Reajuste do Plano de Saúde Empresarial em 2026

Se a sua empresa recebeu, ou está prestes a receber, uma proposta de reajuste de dois dígitos na renovação do plano de saúde, é importante ficar de olho. Segundo a Pesquisa de Benefícios de Saúde e Bem-estar 2026 da Pipo Saúde, que ouviu 627 empresas de 26 segmentos, a sinistralidade média das empresas brasileiras chegou a 82% em 2026, e 53,5% delas já operam acima do break-even — ou seja, pagando à operadora mais do que ela consegue sustentar com o que arrecada do grupo. Esse desequilíbrio é o principal combustível por trás dos reajustes que vêm superando a inflação geral ano após ano.

O problema é que grande parte das empresas chega à mesa de negociação sem saber exatamente qual é a própria sinistralidade, nem como ela se compara ao restante do mercado e aí a conversa com a operadora acontece no escuro. Entender por que o reajuste do plano empresarial funciona diferente do individual, e quais dados pedir antes de aceitar uma proposta, muda o resultado dessa negociação.

Por que o reajuste do plano de saúde empresarial continua acima da inflação em 2026?

O reajuste dos planos coletivos empresariais segue acima da inflação porque ele reflete a Variação de Custo Médico-Hospitalar (VCMH) — que soma inflação de insumos médicos, incorporação de novas tecnologias e maior frequência de uso — somada à sinistralidade específica de cada grupo.
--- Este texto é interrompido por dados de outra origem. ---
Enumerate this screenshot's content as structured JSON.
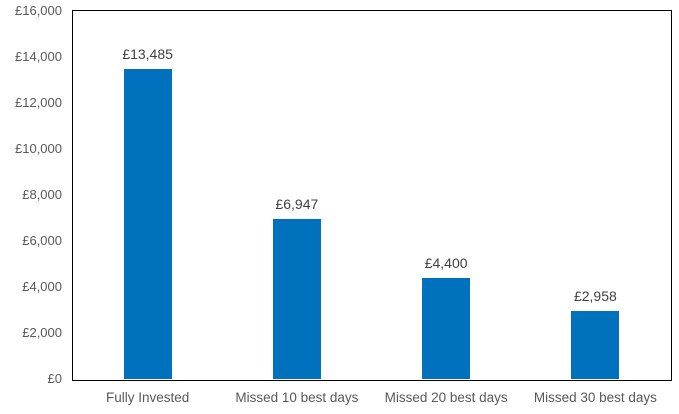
{
  "chart_data": {
    "type": "bar",
    "title": "",
    "categories": [
      "Fully Invested",
      "Missed 10 best days",
      "Missed 20 best days",
      "Missed 30 best days"
    ],
    "values": [
      13485,
      6947,
      4400,
      2958
    ],
    "data_labels": [
      "£13,485",
      "£6,947",
      "£4,400",
      "£2,958"
    ],
    "y_ticks": [
      {
        "label": "£16,000",
        "value": 16000
      },
      {
        "label": "£14,000",
        "value": 14000
      },
      {
        "label": "£12,000",
        "value": 12000
      },
      {
        "label": "£10,000",
        "value": 10000
      },
      {
        "label": "£8,000",
        "value": 8000
      },
      {
        "label": "£6,000",
        "value": 6000
      },
      {
        "label": "£4,000",
        "value": 4000
      },
      {
        "label": "£2,000",
        "value": 2000
      },
      {
        "label": "£0",
        "value": 0
      }
    ],
    "ylim": [
      0,
      16000
    ],
    "xlabel": "",
    "ylabel": "",
    "grid": false,
    "legend": "none",
    "colors": {
      "bar": "#0071BC",
      "axis_line": "#000000",
      "tick_text": "#595959",
      "data_label_text": "#404040",
      "background": "#ffffff"
    }
  }
}
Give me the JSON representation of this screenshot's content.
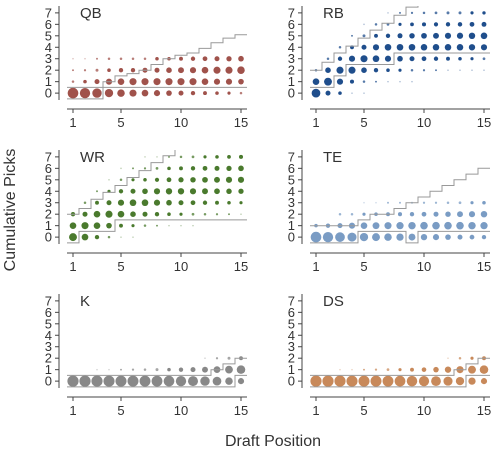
{
  "figure": {
    "xlabel": "Draft Position",
    "ylabel": "Cumulative Picks"
  },
  "chart_data": [
    {
      "type": "scatter",
      "title": "QB",
      "color": "#a0524b",
      "xlim": [
        0.5,
        15.5
      ],
      "ylim": [
        -0.6,
        7.6
      ],
      "xticks": [
        1,
        5,
        10,
        15
      ],
      "yticks": [
        0,
        1,
        2,
        3,
        4,
        5,
        6,
        7
      ],
      "expected": [
        0,
        0,
        0,
        0.5,
        1,
        1.2,
        1.5,
        2,
        2.5,
        2.8,
        3,
        3.4,
        3.9,
        4.3,
        4.6
      ],
      "modal": [
        0,
        0,
        0,
        1,
        1,
        1,
        1,
        1,
        1,
        1,
        1,
        1,
        1,
        1,
        1
      ],
      "prob": [
        [
          0.9,
          0.05,
          0.03,
          0.02
        ],
        [
          0.85,
          0.1,
          0.04,
          0.01
        ],
        [
          0.7,
          0.2,
          0.07,
          0.03
        ],
        [
          0.55,
          0.3,
          0.1,
          0.05
        ],
        [
          0.45,
          0.35,
          0.15,
          0.05
        ],
        [
          0.4,
          0.4,
          0.15,
          0.05
        ],
        [
          0.35,
          0.4,
          0.2,
          0.05
        ],
        [
          0.3,
          0.4,
          0.2,
          0.1
        ],
        [
          0.25,
          0.4,
          0.25,
          0.1
        ],
        [
          0.2,
          0.4,
          0.28,
          0.12
        ],
        [
          0.15,
          0.4,
          0.3,
          0.15
        ],
        [
          0.12,
          0.35,
          0.35,
          0.18
        ],
        [
          0.1,
          0.3,
          0.4,
          0.2
        ],
        [
          0.08,
          0.3,
          0.4,
          0.22
        ],
        [
          0.05,
          0.25,
          0.45,
          0.25
        ]
      ]
    },
    {
      "type": "scatter",
      "title": "RB",
      "color": "#1f4e8c",
      "xlim": [
        0.5,
        15.5
      ],
      "ylim": [
        -0.6,
        7.6
      ],
      "xticks": [
        1,
        5,
        10,
        15
      ],
      "yticks": [
        0,
        1,
        2,
        3,
        4,
        5,
        6,
        7
      ],
      "expected": [
        1.5,
        2.2,
        3,
        3.6,
        4.3,
        5,
        5.6,
        6.3,
        7,
        7.8,
        8.5,
        9.2,
        9.9,
        10.6,
        11.3
      ],
      "modal": [
        1,
        1,
        2,
        3,
        3,
        3,
        3,
        4,
        4,
        4,
        4,
        4,
        4,
        4,
        4
      ],
      "prob": [
        [
          0.6,
          0.35,
          0.05,
          0,
          0,
          0,
          0,
          0
        ],
        [
          0.2,
          0.5,
          0.25,
          0.05,
          0,
          0,
          0,
          0
        ],
        [
          0.1,
          0.3,
          0.4,
          0.15,
          0.05,
          0,
          0,
          0
        ],
        [
          0.02,
          0.13,
          0.4,
          0.3,
          0.12,
          0.03,
          0,
          0
        ],
        [
          0.01,
          0.05,
          0.25,
          0.4,
          0.2,
          0.07,
          0.02,
          0
        ],
        [
          0,
          0.03,
          0.15,
          0.35,
          0.3,
          0.12,
          0.05,
          0
        ],
        [
          0,
          0.02,
          0.1,
          0.3,
          0.35,
          0.15,
          0.06,
          0.02
        ],
        [
          0,
          0.01,
          0.08,
          0.25,
          0.35,
          0.2,
          0.08,
          0.03
        ],
        [
          0,
          0.01,
          0.05,
          0.2,
          0.35,
          0.24,
          0.11,
          0.04
        ],
        [
          0,
          0,
          0.04,
          0.18,
          0.34,
          0.26,
          0.13,
          0.05
        ],
        [
          0,
          0,
          0.03,
          0.15,
          0.34,
          0.28,
          0.14,
          0.06
        ],
        [
          0,
          0,
          0.02,
          0.12,
          0.34,
          0.3,
          0.15,
          0.07
        ],
        [
          0,
          0,
          0.02,
          0.1,
          0.34,
          0.31,
          0.16,
          0.07
        ],
        [
          0,
          0,
          0.01,
          0.08,
          0.32,
          0.33,
          0.18,
          0.08
        ],
        [
          0,
          0,
          0.01,
          0.06,
          0.3,
          0.35,
          0.19,
          0.09
        ]
      ]
    },
    {
      "type": "scatter",
      "title": "WR",
      "color": "#4a7a2d",
      "xlim": [
        0.5,
        15.5
      ],
      "ylim": [
        -0.6,
        7.6
      ],
      "xticks": [
        1,
        5,
        10,
        15
      ],
      "yticks": [
        0,
        1,
        2,
        3,
        4,
        5,
        6,
        7
      ],
      "expected": [
        1.5,
        2,
        2.8,
        3.4,
        4,
        4.7,
        5.3,
        6,
        6.6,
        7.4,
        8,
        8.8,
        9.5,
        10.2,
        11
      ],
      "modal": [
        0,
        1,
        1,
        1,
        2,
        2,
        2,
        2,
        2,
        2,
        2,
        2,
        2,
        2,
        2
      ],
      "prob": [
        [
          0.5,
          0.35,
          0.15,
          0,
          0,
          0,
          0,
          0
        ],
        [
          0.35,
          0.4,
          0.2,
          0.05,
          0,
          0,
          0,
          0
        ],
        [
          0.15,
          0.35,
          0.35,
          0.12,
          0.03,
          0,
          0,
          0
        ],
        [
          0.05,
          0.25,
          0.4,
          0.2,
          0.08,
          0.02,
          0,
          0
        ],
        [
          0.02,
          0.12,
          0.35,
          0.3,
          0.15,
          0.05,
          0.01,
          0
        ],
        [
          0.01,
          0.08,
          0.25,
          0.35,
          0.2,
          0.08,
          0.03,
          0
        ],
        [
          0,
          0.05,
          0.2,
          0.35,
          0.25,
          0.1,
          0.04,
          0.01
        ],
        [
          0,
          0.03,
          0.15,
          0.3,
          0.3,
          0.14,
          0.06,
          0.02
        ],
        [
          0,
          0.02,
          0.1,
          0.25,
          0.32,
          0.18,
          0.1,
          0.03
        ],
        [
          0,
          0.01,
          0.08,
          0.2,
          0.32,
          0.22,
          0.12,
          0.05
        ],
        [
          0,
          0.01,
          0.06,
          0.18,
          0.3,
          0.24,
          0.15,
          0.06
        ],
        [
          0,
          0,
          0.05,
          0.15,
          0.28,
          0.26,
          0.18,
          0.08
        ],
        [
          0,
          0,
          0.04,
          0.12,
          0.26,
          0.28,
          0.2,
          0.1
        ],
        [
          0,
          0,
          0.03,
          0.1,
          0.24,
          0.3,
          0.22,
          0.11
        ],
        [
          0,
          0,
          0.02,
          0.08,
          0.22,
          0.3,
          0.25,
          0.13
        ]
      ]
    },
    {
      "type": "scatter",
      "title": "TE",
      "color": "#7a9cc4",
      "xlim": [
        0.5,
        15.5
      ],
      "ylim": [
        -0.6,
        7.6
      ],
      "xticks": [
        1,
        5,
        10,
        15
      ],
      "yticks": [
        0,
        1,
        2,
        3,
        4,
        5,
        6,
        7
      ],
      "expected": [
        0.5,
        0.5,
        0.5,
        0.5,
        1,
        1.5,
        1.5,
        2,
        2.5,
        3,
        3.5,
        4,
        4.5,
        5,
        5.5
      ],
      "modal": [
        0,
        0,
        0,
        0,
        1,
        1,
        1,
        1,
        0,
        1,
        1,
        1,
        1,
        1,
        1
      ],
      "prob": [
        [
          0.9,
          0.1,
          0,
          0
        ],
        [
          0.85,
          0.15,
          0,
          0
        ],
        [
          0.75,
          0.2,
          0.05,
          0
        ],
        [
          0.65,
          0.3,
          0.05,
          0
        ],
        [
          0.55,
          0.35,
          0.08,
          0.02
        ],
        [
          0.5,
          0.38,
          0.1,
          0.02
        ],
        [
          0.45,
          0.4,
          0.12,
          0.03
        ],
        [
          0.42,
          0.42,
          0.13,
          0.03
        ],
        [
          0.38,
          0.44,
          0.15,
          0.03
        ],
        [
          0.32,
          0.46,
          0.18,
          0.04
        ],
        [
          0.3,
          0.46,
          0.2,
          0.04
        ],
        [
          0.25,
          0.46,
          0.24,
          0.05
        ],
        [
          0.2,
          0.46,
          0.28,
          0.06
        ],
        [
          0.18,
          0.44,
          0.3,
          0.08
        ],
        [
          0.15,
          0.42,
          0.33,
          0.1
        ]
      ]
    },
    {
      "type": "scatter",
      "title": "K",
      "color": "#888888",
      "xlim": [
        0.5,
        15.5
      ],
      "ylim": [
        -0.6,
        7.6
      ],
      "xticks": [
        1,
        5,
        10,
        15
      ],
      "yticks": [
        0,
        1,
        2,
        3,
        4,
        5,
        6,
        7
      ],
      "expected": [
        0,
        0,
        0,
        0,
        0,
        0,
        0,
        0,
        0,
        0,
        0,
        0,
        0.5,
        1,
        1.5
      ],
      "modal": [
        0,
        0,
        0,
        0,
        0,
        0,
        0,
        0,
        0,
        0,
        0,
        0,
        0,
        0,
        1
      ],
      "prob": [
        [
          1,
          0,
          0
        ],
        [
          1,
          0,
          0
        ],
        [
          0.99,
          0.01,
          0
        ],
        [
          0.98,
          0.02,
          0
        ],
        [
          0.97,
          0.03,
          0
        ],
        [
          0.96,
          0.04,
          0
        ],
        [
          0.95,
          0.05,
          0
        ],
        [
          0.93,
          0.07,
          0
        ],
        [
          0.9,
          0.1,
          0
        ],
        [
          0.85,
          0.15,
          0
        ],
        [
          0.8,
          0.2,
          0
        ],
        [
          0.7,
          0.28,
          0.02
        ],
        [
          0.6,
          0.36,
          0.04
        ],
        [
          0.45,
          0.48,
          0.07
        ],
        [
          0.3,
          0.58,
          0.12
        ]
      ]
    },
    {
      "type": "scatter",
      "title": "DS",
      "color": "#c8895a",
      "xlim": [
        0.5,
        15.5
      ],
      "ylim": [
        -0.6,
        7.6
      ],
      "xticks": [
        1,
        5,
        10,
        15
      ],
      "yticks": [
        0,
        1,
        2,
        3,
        4,
        5,
        6,
        7
      ],
      "expected": [
        0,
        0,
        0,
        0,
        0,
        0,
        0,
        0,
        0,
        0,
        0,
        0,
        0.5,
        1,
        1.5
      ],
      "modal": [
        0,
        0,
        0,
        0,
        0,
        0,
        0,
        0,
        0,
        0,
        0,
        0,
        0,
        1,
        1
      ],
      "prob": [
        [
          1,
          0,
          0
        ],
        [
          1,
          0,
          0
        ],
        [
          0.99,
          0.01,
          0
        ],
        [
          0.98,
          0.02,
          0
        ],
        [
          0.97,
          0.03,
          0
        ],
        [
          0.96,
          0.04,
          0
        ],
        [
          0.94,
          0.06,
          0
        ],
        [
          0.92,
          0.08,
          0
        ],
        [
          0.88,
          0.12,
          0
        ],
        [
          0.83,
          0.17,
          0
        ],
        [
          0.76,
          0.24,
          0
        ],
        [
          0.66,
          0.32,
          0.02
        ],
        [
          0.55,
          0.4,
          0.05
        ],
        [
          0.42,
          0.5,
          0.08
        ],
        [
          0.3,
          0.58,
          0.12
        ]
      ]
    }
  ]
}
Diferente dos planos individuais, que têm teto anual fixado pela ANS, os planos empresariais com 30 ou mais vidas negociam o percentual diretamente com a operadora, sem limite regulatório.

Os números da Pesquisa de Benefícios 2026 da Pipo Saúde ajudam a dimensionar esse cenário: além da sinistralidade média de 82%, a adoção de coparticipação como mecanismo de contenção de custo saltou de 52% para 79% das empresas entre 2023 e 2026. Esses dois movimentos, juntos, ajudam a explicar por que tantas empresas continuam recebendo propostas de reajuste de dois dígitos mesmo em um cenário de desaceleração da inflação médica geral.

Esse é um dos pontos que mais gera confusão entre gestores de RH: por que o plano da empresa reajusta 10%, 15% ou mais, enquanto a imprensa fala em teto de poucos pontos percentuais para planos individuais? A resposta está na própria estrutura regulatória — e entender essa diferença é o primeiro passo para negociar melhor a renovação.

Qual a diferença entre o teto dos planos individuais e o reajuste dos planos empresariais?

Planos individuais e familiares têm índice máximo de reajuste definido anualmente pela ANS, aplicável a contratos com aniversário dentro do período de vigência determinado pela agência. Planos coletivos empresariais — a grande maioria do mercado brasileiro — não seguem esse teto: de forma geral, para contratos com 30 vidas ou mais, o percentual é resultado de negociação direta entre operadora e empresa (ou corretora), fundamentada na sinistralidade do grupo e na variação de custo médico do período. Contratos menores, com até 29 vidas, seguem regra própria de agrupamento (RN 565/2022), que dilui o risco entre um pool de empresas de perfil semelhante.

Isso não significa ausência de regras. A ANS exige, pela RN 509/2022, que a operadora forneça a memória de cálculo do reajuste quando solicitada — ou seja, a empresa tem o direito de entender exatamente como o percentual foi composto, e de contestar se os números não fizerem sentido.

O que é sinistralidade e como ela define o reajuste?

Sinistralidade é a relação entre o que a operadora pagou em despesas assistenciais do grupo e o que recebeu em mensalidades no mesmo período. É o principal indicador usado para calcular o reajuste de contratos com 30+ vidas.

  • Até 70%: considerado saudável pelo mercado — indica equilíbrio entre uso e arrecadação.
  • 70% a 85%: ponto de atenção — vale investigar causas de uso elevado (concentração de procedimentos, poucos beneficiários gerando muito custo, falta de acompanhamento preventivo).
  • Acima de 85%: alto risco de reajuste expressivo na renovação, pois a operadora está pagando mais do que arrecada no grupo.

Como citado, a Pesquisa de Benefícios 2026 da Pipo Saúde aponta a sinistralidade média das empresas brasileiras em 82% — já no território de atenção, o que reforça a importância de acompanhar esse indicador ao longo do ano, e não só no momento da renovação.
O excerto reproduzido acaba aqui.